I'm reading The Art of Multiprocessor Programming and am currently trying to understand Chapter 4 — The Foundations of Shared Memory.
In section 4.2 it is shown how to build a multi-reader, single-writer (MRSW) safe Boolean register from a single-reader, single-writer (SRSW) safe Boolean register. So, the only difference is that the new register supports multiple readers, but the consistency guarantee (safe) is the same.
The implementation (figure 4.6) uses an array of SRSW safe Boolean registers, with one element for each reader. What I don't understand is why can't we treat a SRSW safe Boolean register as a MRSW safe Boolean register, already?
The definition for the safe consistency level says that a register is safe if:
- A read call that does not overlap a write call must return the value written by the most recent write call.

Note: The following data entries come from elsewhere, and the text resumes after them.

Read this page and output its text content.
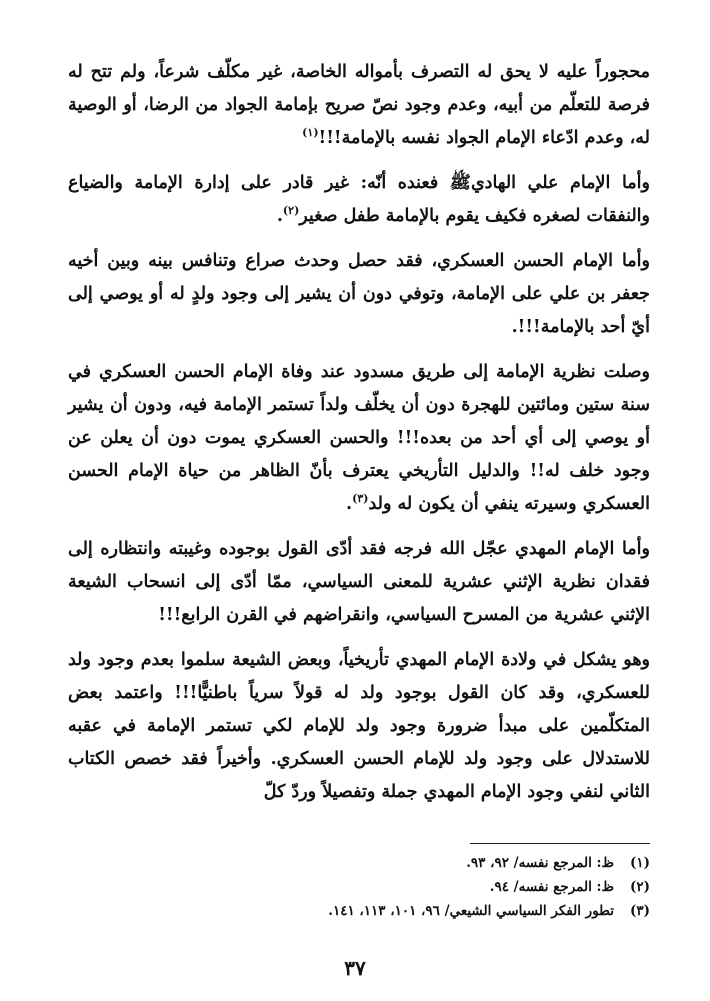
محجوراً عليه لا يحق له التصرف بأمواله الخاصة، غير مكلّف شرعاً، ولم تتح له فرصة للتعلّم من أبيه، وعدم وجود نصّ صريح بإمامة الجواد من الرضا، أو الوصية له، وعدم ادّعاء الإمام الجواد نفسه بالإمامة!!!$^{(١)}$

وأما الإمام علي الهاديﷺ فعنده أنّه: غير قادر على إدارة الإمامة والضياع والنفقات لصغره فكيف يقوم بالإمامة طفل صغير$^{(٢)}$.

وأما الإمام الحسن العسكري، فقد حصل وحدث صراع وتنافس بينه وبين أخيه جعفر بن علي على الإمامة، وتوفي دون أن يشير إلى وجود ولدٍ له أو يوصي إلى أيّ أحد بالإمامة!!!.

وصلت نظرية الإمامة إلى طريق مسدود عند وفاة الإمام الحسن العسكري في سنة ستين ومائتين للهجرة دون أن يخلّف ولداً تستمر الإمامة فيه، ودون أن يشير أو يوصي إلى أي أحد من بعده!!! والحسن العسكري يموت دون أن يعلن عن وجود خلف له!! والدليل التأريخي يعترف بأنّ الظاهر من حياة الإمام الحسن العسكري وسيرته ينفي أن يكون له ولد$^{(٣)}$.

وأما الإمام المهدي عجّل الله فرجه فقد أدّى القول بوجوده وغيبته وانتظاره إلى فقدان نظرية الإثني عشرية للمعنى السياسي، ممّا أدّى إلى انسحاب الشيعة الإثني عشرية من المسرح السياسي، وانقراضهم في القرن الرابع!!!

وهو يشكل في ولادة الإمام المهدي تأريخياً، وبعض الشيعة سلموا بعدم وجود ولد للعسكري، وقد كان القول بوجود ولد له قولاً سرياً باطنيًّا!!! واعتمد بعض المتكلّمين على مبدأ ضرورة وجود ولد للإمام لكي تستمر الإمامة في عقبه للاستدلال على وجود ولد للإمام الحسن العسكري. وأخيراً فقد خصص الكتاب الثاني لنفي وجود الإمام المهدي جملة وتفصيلاً وردّ كلّ

(١)
ظ: المرجع نفسه/ ٩٢، ٩٣.
(٢)
ظ: المرجع نفسه/ ٩٤.
(٣)
تطور الفكر السياسي الشيعي/ ٩٦، ١٠١، ١١٣، ١٤١.
٣٧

- A read call that overlaps a write may return any value within the register's allowed range of values (in the case of a Boolean register, just 0 and 1).
It seems to me that a SRSW safe Boolean register can already be treated like a MRSW safe Boolean register because any number of reads concurrent with a write will return either 0 or 1. Non-overlapping reads are obviously fine.
Is there a nuance I'm missing here or is it just a self-imposed limitation that a SRSW safe Boolean register can't be used with multiple readers, just by the definition? I understand this whole register derivation tower is pretty artificial and used mostly for theoretical considerations, so I'm thinking such an artificial limitation is very possible.